Deploy Model API
The deploy model operation reads the model’s chunks from the model index and then creates an instance of the model to cache in memory. This operation requires the model_id.
Starting with OpenSearch version 2.13, externally hosted models are deployed automatically by default when you send a Predict API request for the first time.
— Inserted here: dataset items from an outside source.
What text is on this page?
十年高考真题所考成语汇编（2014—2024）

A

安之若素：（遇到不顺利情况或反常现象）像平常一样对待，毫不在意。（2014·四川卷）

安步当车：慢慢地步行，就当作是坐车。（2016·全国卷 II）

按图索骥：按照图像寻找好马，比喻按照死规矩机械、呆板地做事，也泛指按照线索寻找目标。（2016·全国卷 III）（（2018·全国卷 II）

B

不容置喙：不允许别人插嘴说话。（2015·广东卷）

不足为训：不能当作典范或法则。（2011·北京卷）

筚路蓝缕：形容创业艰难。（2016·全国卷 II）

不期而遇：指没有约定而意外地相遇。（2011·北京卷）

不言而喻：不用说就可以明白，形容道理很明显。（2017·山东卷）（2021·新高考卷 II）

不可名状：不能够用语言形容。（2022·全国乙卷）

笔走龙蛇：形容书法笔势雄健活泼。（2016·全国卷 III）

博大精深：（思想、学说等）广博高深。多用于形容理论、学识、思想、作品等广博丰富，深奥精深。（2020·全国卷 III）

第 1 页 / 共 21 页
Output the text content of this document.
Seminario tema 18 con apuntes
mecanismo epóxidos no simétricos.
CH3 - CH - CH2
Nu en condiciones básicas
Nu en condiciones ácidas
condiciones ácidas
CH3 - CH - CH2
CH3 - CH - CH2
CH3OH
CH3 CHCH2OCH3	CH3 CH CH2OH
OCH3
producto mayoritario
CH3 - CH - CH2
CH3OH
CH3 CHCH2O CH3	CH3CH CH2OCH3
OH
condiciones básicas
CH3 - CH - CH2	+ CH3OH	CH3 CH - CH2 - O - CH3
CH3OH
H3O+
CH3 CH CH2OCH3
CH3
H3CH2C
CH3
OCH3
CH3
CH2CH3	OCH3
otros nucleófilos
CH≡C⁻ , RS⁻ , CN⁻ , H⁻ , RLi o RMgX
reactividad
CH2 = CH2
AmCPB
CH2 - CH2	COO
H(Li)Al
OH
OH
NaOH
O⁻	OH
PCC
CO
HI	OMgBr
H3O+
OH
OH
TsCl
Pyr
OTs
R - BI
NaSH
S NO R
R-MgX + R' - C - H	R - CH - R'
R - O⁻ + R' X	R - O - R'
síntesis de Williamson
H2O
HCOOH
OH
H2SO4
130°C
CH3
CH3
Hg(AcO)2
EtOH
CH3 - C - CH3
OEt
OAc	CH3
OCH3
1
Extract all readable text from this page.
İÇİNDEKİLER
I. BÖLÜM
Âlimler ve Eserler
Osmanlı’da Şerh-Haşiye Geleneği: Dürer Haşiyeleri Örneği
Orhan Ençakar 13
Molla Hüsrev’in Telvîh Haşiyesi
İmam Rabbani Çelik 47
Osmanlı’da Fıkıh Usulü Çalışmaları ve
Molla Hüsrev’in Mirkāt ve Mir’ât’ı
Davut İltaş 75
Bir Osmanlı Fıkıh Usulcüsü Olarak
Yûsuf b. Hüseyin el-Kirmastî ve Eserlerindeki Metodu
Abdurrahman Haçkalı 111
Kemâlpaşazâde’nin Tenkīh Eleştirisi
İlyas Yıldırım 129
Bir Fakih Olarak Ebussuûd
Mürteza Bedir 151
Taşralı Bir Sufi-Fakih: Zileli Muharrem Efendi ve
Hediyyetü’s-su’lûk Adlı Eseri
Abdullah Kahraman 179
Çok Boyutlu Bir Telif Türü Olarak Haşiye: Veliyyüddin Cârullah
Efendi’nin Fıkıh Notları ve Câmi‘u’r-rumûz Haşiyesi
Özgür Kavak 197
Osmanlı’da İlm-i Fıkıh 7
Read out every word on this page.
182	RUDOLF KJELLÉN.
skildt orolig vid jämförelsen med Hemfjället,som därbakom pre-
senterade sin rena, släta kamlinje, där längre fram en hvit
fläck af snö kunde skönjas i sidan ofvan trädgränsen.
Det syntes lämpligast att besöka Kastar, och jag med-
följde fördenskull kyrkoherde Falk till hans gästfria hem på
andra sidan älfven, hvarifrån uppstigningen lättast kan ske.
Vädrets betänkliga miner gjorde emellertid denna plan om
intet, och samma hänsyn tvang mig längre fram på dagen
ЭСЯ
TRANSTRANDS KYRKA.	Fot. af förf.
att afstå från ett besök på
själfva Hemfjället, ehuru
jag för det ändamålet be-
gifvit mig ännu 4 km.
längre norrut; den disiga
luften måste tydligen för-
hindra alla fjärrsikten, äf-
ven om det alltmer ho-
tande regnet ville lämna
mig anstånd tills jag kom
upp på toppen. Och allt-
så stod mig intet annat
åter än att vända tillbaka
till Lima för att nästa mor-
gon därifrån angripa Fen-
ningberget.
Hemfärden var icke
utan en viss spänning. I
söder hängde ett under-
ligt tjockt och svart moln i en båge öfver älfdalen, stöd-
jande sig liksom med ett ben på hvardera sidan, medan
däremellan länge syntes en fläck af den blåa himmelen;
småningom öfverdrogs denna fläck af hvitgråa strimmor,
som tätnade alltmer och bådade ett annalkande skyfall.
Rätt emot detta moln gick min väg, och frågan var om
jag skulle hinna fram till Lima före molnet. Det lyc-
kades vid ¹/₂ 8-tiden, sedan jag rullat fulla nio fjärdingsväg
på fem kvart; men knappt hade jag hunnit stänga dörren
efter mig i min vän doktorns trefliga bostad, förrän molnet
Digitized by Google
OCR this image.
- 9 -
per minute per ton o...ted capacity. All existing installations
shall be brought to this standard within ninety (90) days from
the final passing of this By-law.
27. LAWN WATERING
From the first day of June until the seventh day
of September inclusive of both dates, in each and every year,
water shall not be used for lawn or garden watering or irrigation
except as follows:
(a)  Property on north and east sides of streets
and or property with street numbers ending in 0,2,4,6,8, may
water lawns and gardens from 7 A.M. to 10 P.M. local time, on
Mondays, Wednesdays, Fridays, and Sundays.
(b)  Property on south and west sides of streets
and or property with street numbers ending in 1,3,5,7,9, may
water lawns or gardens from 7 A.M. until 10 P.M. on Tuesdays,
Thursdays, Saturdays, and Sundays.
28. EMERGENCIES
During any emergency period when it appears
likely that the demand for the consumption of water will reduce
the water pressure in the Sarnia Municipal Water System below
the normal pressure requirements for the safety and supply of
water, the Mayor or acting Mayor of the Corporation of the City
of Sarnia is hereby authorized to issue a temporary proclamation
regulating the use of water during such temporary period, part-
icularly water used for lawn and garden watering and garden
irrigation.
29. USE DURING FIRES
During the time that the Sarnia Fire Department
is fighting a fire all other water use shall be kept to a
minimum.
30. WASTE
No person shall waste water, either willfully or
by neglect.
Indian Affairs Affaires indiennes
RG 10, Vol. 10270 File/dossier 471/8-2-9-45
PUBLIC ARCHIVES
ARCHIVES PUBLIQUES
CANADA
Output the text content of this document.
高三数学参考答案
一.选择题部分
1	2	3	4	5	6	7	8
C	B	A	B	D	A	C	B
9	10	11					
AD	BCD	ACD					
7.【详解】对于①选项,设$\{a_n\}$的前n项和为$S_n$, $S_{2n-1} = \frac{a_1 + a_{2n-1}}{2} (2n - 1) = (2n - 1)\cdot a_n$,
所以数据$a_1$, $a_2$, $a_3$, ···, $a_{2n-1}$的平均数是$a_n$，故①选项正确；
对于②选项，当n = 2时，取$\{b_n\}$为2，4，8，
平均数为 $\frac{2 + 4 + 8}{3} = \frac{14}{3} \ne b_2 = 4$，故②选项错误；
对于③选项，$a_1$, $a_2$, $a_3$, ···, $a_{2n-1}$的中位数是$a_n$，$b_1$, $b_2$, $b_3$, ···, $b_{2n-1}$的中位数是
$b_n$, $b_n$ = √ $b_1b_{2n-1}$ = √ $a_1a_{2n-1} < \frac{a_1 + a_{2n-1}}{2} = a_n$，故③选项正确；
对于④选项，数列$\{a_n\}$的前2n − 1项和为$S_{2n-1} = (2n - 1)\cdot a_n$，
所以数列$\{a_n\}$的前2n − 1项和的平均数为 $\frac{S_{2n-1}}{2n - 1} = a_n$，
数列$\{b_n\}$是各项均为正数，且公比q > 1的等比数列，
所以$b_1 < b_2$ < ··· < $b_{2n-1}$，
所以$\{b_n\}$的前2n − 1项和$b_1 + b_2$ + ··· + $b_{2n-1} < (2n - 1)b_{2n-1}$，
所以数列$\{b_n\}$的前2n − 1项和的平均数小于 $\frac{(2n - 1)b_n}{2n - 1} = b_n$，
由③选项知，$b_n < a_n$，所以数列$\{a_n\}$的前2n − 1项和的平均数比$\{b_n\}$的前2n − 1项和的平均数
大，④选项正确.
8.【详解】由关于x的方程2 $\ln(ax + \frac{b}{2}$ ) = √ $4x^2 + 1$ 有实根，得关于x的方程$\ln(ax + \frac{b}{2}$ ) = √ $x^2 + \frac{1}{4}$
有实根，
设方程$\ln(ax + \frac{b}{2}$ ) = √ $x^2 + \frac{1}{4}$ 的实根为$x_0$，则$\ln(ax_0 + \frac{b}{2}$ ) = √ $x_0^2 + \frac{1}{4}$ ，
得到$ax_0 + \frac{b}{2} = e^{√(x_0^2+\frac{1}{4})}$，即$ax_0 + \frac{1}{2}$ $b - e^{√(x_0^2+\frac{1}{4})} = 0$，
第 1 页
To disable automatic deployment for an externally hosted model, set plugins.ml_commons.model_auto_deploy.enable to false:
PUT _cluster/settings
{
"persistent": {
"plugins.ml_commons.model_auto_deploy.enable": "false"
}
}
For information about user access for this API, see Model access control considerations.
Endpoints
POST /_plugins/_ml/models/<model_id>/_deploy
Example request: Deploying to all available ML nodes
In this example request, OpenSearch deploys the model to any available OpenSearch ML node:
POST /_plugins/_ml/models/WWQI44MBbzI2oUKAvNUt/_deploy
Example request: Deploying to a specific node
If you want to reserve the memory of other ML nodes within your cluster, you can deploy your model to a specific node(s) by specifying the node_ids in the request body:
POST /_plugins/_ml/models/WWQI44MBbzI2oUKAvNUt/_deploy
{
"node_ids": ["4PLK7KJWReyX0oWKnBA8nA"]
}
Example response
The Deploy Model API returns a task_id that you can use to monitor the deployment progress:
{
"task_id": "hA8P44MBhyWuIwnfvTKP",
"task_type": "DEPLOY_MODEL",
"status": "CREATED"
}
Monitoring deployment status
To check the status of your model deployment and retrieve the model ID when deployment completes, use the Get ML Task API and provide the returned task_id as a path parameter:
GET /_plugins/_ml/tasks/hA8P44MBhyWuIwnfvTKP
The Get ML Task API returns different response formats depending on whether the deployment is in progress or completed. For detailed information about all possible response formats, see Get ML Task API.
If a cluster or node is restarted, then you need to redeploy the model. To learn how to set up automatic redeployment, see Enable auto redeploy.